À la table de Kim Jong-un, quelques officiers bardés de médailles tapent dans leurs mains. Ce dimanche 9 juillet, le dictateur nord-coréen et son état-major contemplent leur dernier fait d’armes en musique. Plusieurs centaines d’invités les accompagnent dans une grande salle sombre balayée par des stroboscopes rouge et blanc. Derrière la scène où se succèdent les musiciens, un écran diffuse les images d’un missile qui prend son envol. L’assistance applaudit les bras levés. Le même jour, sur les écrans de CNN, l’ambassadrice américaine auprès des Nations unies, Nikki Haley, est beaucoup moins enthousiaste. Aux États-Unis, personne n’a sauté de joie lorsque Pyongyang a annoncé avoir réussi le tir d’un missile balistique intercontinental, le 4 juillet. Avec cette technologie, les Nord-Coréens assurent être en mesure de frapper n’importe quel endroit du globe. « Nous allons mettre la pression, pas seulement sur la Corée du Nord, mais aussi sur les pays qui ne respectent pas les résolutions [des Nations unies] et n’appliquent pas les sanctions contre la Corée du Nord », menace Haley au cours de l’interview.

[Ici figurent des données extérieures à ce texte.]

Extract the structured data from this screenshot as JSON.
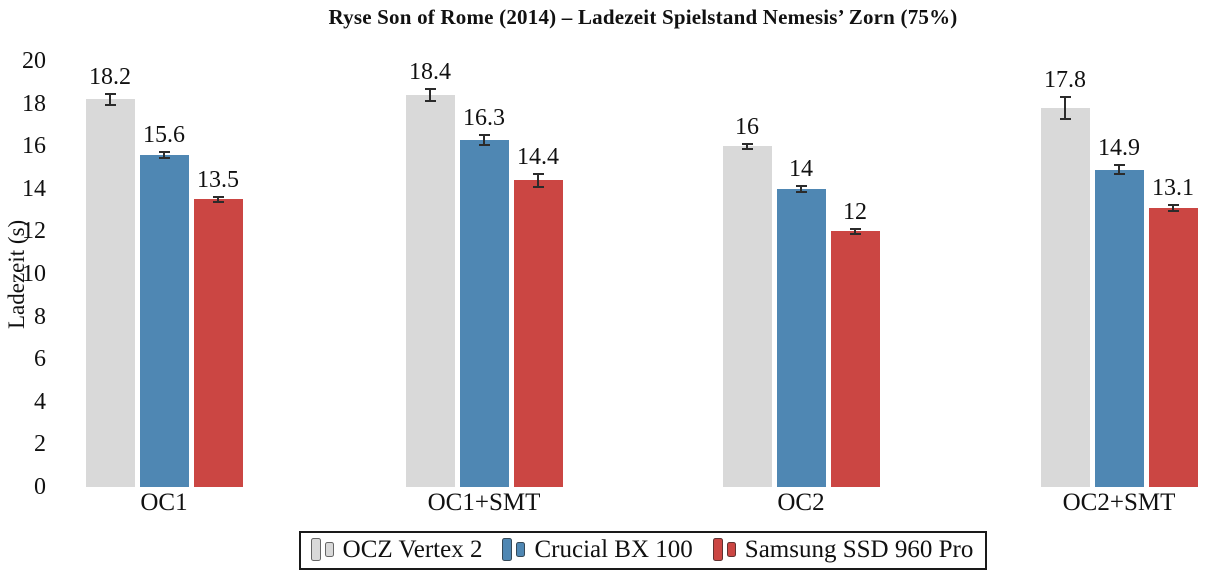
{
  "title": "Ryse Son of Rome (2014) – Ladezeit Spielstand Nemesis’ Zorn (75%)",
  "chart_data": {
    "type": "bar",
    "title": "Ryse Son of Rome (2014) – Ladezeit Spielstand Nemesis’ Zorn (75%)",
    "categories": [
      "OC1",
      "OC1+SMT",
      "OC2",
      "OC2+SMT"
    ],
    "series": [
      {
        "name": "OCZ Vertex 2",
        "color": "#d9d9d9",
        "values": [
          18.2,
          18.4,
          16,
          17.8
        ],
        "errors": [
          0.25,
          0.3,
          0.12,
          0.5
        ]
      },
      {
        "name": "Crucial BX 100",
        "color": "#4f87b3",
        "values": [
          15.6,
          16.3,
          14,
          14.9
        ],
        "errors": [
          0.15,
          0.25,
          0.15,
          0.2
        ]
      },
      {
        "name": "Samsung SSD 960 Pro",
        "color": "#cb4643",
        "values": [
          13.5,
          14.4,
          12,
          13.1
        ],
        "errors": [
          0.1,
          0.3,
          0.12,
          0.15
        ]
      }
    ],
    "xlabel": "",
    "ylabel": "Ladezeit (s)",
    "ylim": [
      0,
      20
    ],
    "yticks": [
      0,
      2,
      4,
      6,
      8,
      10,
      12,
      14,
      16,
      18,
      20
    ],
    "grid": false,
    "value_labels": true,
    "error_bars": true,
    "legend_position": "bottom"
  }
}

La diplomate vise avant tout la Chine, comptable, dit-elle, de « 90 % des échanges nord-coréens », mais pas seulement. Deux jours après l’annonce, à l’ONU, la Russie bloquait un projet américain de déclaration appelant à prendre des « mesures significatives » contre la « république populaire ». En dehors de ses deux grands voisins, « beaucoup de pays africains, d’Asie du Sud-Est ou du Moyen-Orient n’appliquent pas les sanctions de façon stricte », remarque le chercheur Antoine Bondaz, auteur du livre Corée du Nord: plongée au cœur d’un État totalitaire. Non seulement des « coopérations officieuses » existent mais la Corée du Nord « n’est pas un royaume ermite », rectifie-t-il. Ses relations sont même assez nombreuses.
Le vide stratégique
Des cortèges de camions traversent chaque jour le fleuve Yalou sur le pont de l’Amitié sino-coréenne. Construit en 1943, l’ouvrage en acier résiste au temps, aux sanctions et aux attaques de Donald Trump contre l’histoire. Dans un entretien accordé au Wall Street Journal le 4 avril 2017, le président américain a affirmé que la péninsule « a été autrefois une partie de la Chine », alors qu’elle ne s’est jamais trouvée officiellement sous son contrôle direct. Le pont qui relie les deux rives du Yalou a été détruit par l’US Army pendant la guerre de Corée, en 1950, avant d’être remis sur pied. Aujourd’hui, Trump n’est pas loin de réclamer son anéantissement, sans égard pour la souveraineté des deux « amis ». Quand il a appris le nouveau lancement d’un missile par Pyongyang, mardi 4 juillet, le milliardaire s’en est d’abord pris à Kim Jong-un, avec lequel il disait pourtant vouloir manger un hamburger pendant sa campagne. « Est-ce que ce mec n’a pas mieux à faire ? » a-t-il demandé sur Twitter. Depuis son accession au pouvoir, Trump « souffle le chaud et le froid » sur le dossier nord-coréen, indique Théo Clément, chercheur à l’Institut d’Asie orientale. Sa méconnaissance est assez partagée aux États-Unis : d’après une étude publiée par le New York Times le 5 juillet, 64 % des Américains sont incapables de situer la Corée du Nord sur une carte de l’Asie. Leur position à son encontre est par conséquent elle aussi difficile à cerner.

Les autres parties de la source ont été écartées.